The bibliography (part H) is thorough and useful, but two items mentioned in footnotes have been left out: Matthews 1974 (p.62) and DeBrohun 1994 (p. 295).2 Commentaries and scholarly editions, in particular, are used extensively and profitably. Two minor blemishes are (a) the absence of reference to West’s different opinion regarding Hes. Theog. 563, cited in footnote 415 (page 235) and (b) the reproduction of a mistaken reference to Ov. am. 1,18,4 instead of 2,18,4 from Fedeli’s Teubner edition of Propertius on page 262. The book is equipped with a useful Appendix (Part F) and three Indices (Part G). The former presents clearly in tabular form all ancient metamorphic myths and includes references to the ancient sources. This may help the reader put the specific literary culture studied in the book within a wider context. The Indices (one for ancient authors, another one for names and a third one for objects) seem serviceable, even though it seems odd that the only name of a modern author listed in the Index of proper names is that of Cassirer.

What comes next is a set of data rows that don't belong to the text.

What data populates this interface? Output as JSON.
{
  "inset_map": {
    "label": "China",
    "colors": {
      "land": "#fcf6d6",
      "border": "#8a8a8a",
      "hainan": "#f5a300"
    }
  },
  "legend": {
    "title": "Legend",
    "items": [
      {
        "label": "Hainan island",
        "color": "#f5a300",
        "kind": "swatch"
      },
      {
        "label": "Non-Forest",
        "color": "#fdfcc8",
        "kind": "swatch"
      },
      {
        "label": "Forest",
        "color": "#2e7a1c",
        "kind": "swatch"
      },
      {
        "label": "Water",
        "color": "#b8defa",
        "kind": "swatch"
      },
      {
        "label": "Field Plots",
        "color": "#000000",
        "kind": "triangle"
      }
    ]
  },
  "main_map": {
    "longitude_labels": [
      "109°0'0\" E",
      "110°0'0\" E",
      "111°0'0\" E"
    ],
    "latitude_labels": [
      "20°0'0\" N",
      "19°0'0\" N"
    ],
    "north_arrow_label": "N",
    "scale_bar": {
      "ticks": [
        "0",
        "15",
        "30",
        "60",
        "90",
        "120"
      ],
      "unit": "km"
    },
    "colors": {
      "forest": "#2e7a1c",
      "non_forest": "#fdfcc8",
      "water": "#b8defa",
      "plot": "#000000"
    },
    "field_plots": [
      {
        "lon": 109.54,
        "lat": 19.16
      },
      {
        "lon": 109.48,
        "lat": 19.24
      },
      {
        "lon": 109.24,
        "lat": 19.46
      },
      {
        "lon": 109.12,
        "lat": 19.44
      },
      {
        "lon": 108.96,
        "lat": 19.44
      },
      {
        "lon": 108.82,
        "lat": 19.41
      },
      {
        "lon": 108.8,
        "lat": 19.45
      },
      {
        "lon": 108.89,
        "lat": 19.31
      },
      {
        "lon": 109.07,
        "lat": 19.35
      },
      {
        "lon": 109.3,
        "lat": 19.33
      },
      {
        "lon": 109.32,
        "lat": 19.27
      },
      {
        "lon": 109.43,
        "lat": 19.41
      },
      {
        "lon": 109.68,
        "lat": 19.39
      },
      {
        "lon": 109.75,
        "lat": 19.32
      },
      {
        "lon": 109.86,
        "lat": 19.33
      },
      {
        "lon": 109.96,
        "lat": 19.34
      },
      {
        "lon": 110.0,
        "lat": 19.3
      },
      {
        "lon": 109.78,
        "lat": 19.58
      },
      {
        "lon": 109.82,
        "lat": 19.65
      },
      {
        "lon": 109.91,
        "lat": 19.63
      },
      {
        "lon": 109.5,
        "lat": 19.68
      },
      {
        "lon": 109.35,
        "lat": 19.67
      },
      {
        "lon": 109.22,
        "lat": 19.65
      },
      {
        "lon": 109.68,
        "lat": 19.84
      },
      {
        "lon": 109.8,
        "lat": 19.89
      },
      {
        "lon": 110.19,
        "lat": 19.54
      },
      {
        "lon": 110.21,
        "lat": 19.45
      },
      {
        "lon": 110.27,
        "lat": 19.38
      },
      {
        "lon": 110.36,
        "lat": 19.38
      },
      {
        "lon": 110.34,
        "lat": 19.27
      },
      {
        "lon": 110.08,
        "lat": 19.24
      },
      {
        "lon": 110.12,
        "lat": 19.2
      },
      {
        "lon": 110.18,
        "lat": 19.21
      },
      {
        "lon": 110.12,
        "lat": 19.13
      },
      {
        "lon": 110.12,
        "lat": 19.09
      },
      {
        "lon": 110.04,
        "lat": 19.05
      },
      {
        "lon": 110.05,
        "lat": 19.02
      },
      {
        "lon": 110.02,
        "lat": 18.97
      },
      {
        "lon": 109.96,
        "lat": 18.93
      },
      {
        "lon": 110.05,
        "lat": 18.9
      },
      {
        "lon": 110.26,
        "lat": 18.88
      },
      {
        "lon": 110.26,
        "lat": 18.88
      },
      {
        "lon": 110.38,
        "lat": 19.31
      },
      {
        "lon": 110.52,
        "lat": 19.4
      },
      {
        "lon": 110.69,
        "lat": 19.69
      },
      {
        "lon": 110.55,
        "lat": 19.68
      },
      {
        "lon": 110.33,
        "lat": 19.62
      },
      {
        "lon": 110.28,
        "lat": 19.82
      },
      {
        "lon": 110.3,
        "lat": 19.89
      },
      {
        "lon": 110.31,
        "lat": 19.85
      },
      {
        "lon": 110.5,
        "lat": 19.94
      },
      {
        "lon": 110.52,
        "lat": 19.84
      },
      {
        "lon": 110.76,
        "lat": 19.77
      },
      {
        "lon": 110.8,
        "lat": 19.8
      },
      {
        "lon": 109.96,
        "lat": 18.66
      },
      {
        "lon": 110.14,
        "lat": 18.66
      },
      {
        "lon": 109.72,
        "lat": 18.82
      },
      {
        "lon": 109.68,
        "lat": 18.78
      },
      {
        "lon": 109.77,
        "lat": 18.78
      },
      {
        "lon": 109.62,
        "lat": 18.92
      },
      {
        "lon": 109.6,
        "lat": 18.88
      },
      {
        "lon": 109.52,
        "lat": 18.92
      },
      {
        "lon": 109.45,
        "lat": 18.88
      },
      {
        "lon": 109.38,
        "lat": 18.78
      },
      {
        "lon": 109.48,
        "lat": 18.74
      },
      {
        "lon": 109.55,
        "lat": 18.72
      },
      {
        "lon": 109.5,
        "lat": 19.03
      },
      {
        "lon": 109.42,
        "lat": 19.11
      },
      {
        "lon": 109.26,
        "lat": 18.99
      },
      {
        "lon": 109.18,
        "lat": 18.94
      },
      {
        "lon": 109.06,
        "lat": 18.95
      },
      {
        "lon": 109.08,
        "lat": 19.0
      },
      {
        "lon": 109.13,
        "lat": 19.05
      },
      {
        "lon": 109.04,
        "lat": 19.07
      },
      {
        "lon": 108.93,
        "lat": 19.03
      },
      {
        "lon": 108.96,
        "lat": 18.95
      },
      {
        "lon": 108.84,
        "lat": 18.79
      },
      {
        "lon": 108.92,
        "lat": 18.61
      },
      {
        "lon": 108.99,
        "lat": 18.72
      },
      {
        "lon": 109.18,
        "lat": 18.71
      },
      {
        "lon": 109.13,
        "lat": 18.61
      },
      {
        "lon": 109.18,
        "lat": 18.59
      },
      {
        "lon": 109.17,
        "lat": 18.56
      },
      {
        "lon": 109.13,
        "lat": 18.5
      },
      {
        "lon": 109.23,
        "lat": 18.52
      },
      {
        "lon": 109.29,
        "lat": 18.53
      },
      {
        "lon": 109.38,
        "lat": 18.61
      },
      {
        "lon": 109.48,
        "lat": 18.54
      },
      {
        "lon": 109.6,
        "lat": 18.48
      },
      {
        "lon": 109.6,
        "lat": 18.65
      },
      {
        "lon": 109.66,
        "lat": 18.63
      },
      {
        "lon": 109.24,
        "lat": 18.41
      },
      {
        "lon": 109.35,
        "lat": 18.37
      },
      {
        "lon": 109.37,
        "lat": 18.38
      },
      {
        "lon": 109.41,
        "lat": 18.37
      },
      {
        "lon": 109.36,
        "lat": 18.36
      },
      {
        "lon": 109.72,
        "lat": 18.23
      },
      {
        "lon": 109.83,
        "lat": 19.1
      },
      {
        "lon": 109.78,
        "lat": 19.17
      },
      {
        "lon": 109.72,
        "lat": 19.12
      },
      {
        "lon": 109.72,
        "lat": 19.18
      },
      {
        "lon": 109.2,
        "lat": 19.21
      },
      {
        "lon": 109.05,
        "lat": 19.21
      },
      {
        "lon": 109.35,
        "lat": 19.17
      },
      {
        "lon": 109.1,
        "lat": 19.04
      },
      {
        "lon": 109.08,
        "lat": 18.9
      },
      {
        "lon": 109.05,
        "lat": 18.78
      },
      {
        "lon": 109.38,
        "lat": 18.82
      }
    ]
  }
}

A notable feature of Zgoll’s book is the mottos which preface each section: they are generally apposite and thought-provoking. By contrast, the thirteen figures could have been omitted: most of them are drawings of metamorphic myths, apparently reproducing ancient artefacts, which are nowhere identified, while the last one (on p. 325) depicts the stratification of the theme of metamorphosis put forward by Z. in a graph consisting of concentric circles and printed in letters too bold to be readable. The book is virtually free of typographical errors; only the Greek word
Metamorphosis, this apparent peculiarity of Greek myth, is a vast and complex issue. We must be thankful to Zgoll for this meticulous study of its reception in Augustan Rome. If not in any other respect, it is innovative in keeping out of consideration Ovid’s bible of metamorphic myth, which by Satan’s device, according to John Calvin, rendered suspicious the credibility of the metamorphic myths included in the Bible: Lot’s wife turned into a heap of salt and the resurrection of the dead.3
1. Metamorphosis in Greek Myths. Oxford 1990.
2. The latter must be Jeri Blair DeBrohun, ‘ Redressing Elegy’s Puella: Propertius IV and the Rhetoric of Fashion’, JRS 84, 1994, 41-63; the former is Victor J. Matthews, Panyassis of Halikarnassos, text and commentary (Mnemosyne Supplement 33), Leiden 1974.
3. Commentarius in Genesin 19.26 [Corpus Reformatorum XXIII, 278].